William Blake shows that Urizen (Reason) acts like a God,
holding a pair of compasses. In The
First Book of Urizen (1794) he becomes the self-deluded and anxious demiurge
(creator), engaged in the enormous labours of imposing his ratio of the five
empirical senses (sight, smell, hearing, taste and touch).
Katleen
Raine, the scholar biographer of William Blake says in one of her last
documentary interviews named ‘God is the Imagination’ that Blake called for a
re-internalization, a reopening or return to a world of eternity, an inner,
spiritual world in which a materialistic culture or civilization had been
denied and excluded. Blake determined
man as a spiritual being and challenged reason.
Reason had been throned as divinity in the times of Notre Dame Paris and
the French Revolution, which led to human hubris and blindness to the simple
rules of life. Reason and rationality
were used for an industrial revolution, rather than a personal or individual
revolution towards freedom. This
so-called ‘Mechanism’, or The Clockwork Universe, was partly based on Descartes
theory of mechanism, which means that all of nature can be explained by the
mechanical motion of all substances.

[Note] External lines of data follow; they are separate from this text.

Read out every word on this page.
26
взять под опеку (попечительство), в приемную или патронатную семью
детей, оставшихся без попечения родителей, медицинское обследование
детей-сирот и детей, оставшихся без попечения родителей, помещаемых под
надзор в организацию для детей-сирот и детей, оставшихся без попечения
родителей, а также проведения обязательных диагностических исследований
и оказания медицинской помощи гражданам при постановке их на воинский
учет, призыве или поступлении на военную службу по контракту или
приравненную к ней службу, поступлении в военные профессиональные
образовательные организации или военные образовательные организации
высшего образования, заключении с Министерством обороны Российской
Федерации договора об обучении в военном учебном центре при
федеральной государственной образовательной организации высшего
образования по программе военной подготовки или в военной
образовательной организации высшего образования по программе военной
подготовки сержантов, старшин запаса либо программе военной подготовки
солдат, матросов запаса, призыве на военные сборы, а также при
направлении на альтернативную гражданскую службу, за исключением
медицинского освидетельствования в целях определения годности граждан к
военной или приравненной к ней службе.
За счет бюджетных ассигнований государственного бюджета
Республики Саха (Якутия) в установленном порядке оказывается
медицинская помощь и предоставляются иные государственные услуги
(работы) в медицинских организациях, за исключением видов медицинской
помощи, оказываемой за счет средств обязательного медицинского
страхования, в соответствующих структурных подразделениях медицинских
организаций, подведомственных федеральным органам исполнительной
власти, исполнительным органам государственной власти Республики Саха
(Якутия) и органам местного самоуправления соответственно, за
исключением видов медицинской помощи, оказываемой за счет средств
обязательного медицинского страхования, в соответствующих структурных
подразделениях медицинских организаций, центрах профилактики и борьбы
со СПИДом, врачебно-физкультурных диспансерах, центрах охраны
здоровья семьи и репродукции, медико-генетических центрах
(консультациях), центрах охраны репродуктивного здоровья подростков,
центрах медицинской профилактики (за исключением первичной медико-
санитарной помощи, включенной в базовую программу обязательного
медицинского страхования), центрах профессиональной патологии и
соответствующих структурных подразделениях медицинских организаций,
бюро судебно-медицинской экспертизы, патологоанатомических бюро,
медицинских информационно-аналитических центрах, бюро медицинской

All
motion of bodies is due to mechanical impact, like the mechanical workings of a
clock (Lavine T.Z, 1984).
William
Blake saw that this mechanism was used to control man and said that all the
arts of life changed to the arts of death according to his poem Albion, which
was the ancient synonym for Britain.
Kathleen Rain explained in a metaphor that the hourglass was condemned
because its simple workmanship was like the workmanship of the plowman. ‘And
the waterwheel, which raises water into systems broken and burned with fire
because its workmanship, was that of a shepherd. And in their stead intricate wheels invented,
wheel without wheel to perplex youth in their outgoings and to bind to labors
in Albion of day and night the myriads of eternity. That they may grind and polish brass and iron
hour after hour, laborious tasks kept ignorant of its use. They might spend their days of wisdom in
sorrow for drudgery to obtain a scanty pittance of bread, blind to all the
simple rules of life.’
William
Blake was ridiculed in his day. His work
was deemed non-academic and therefore not compatible to mechanistic standards
that are still being followed today (Raine, Kathleen, 2003).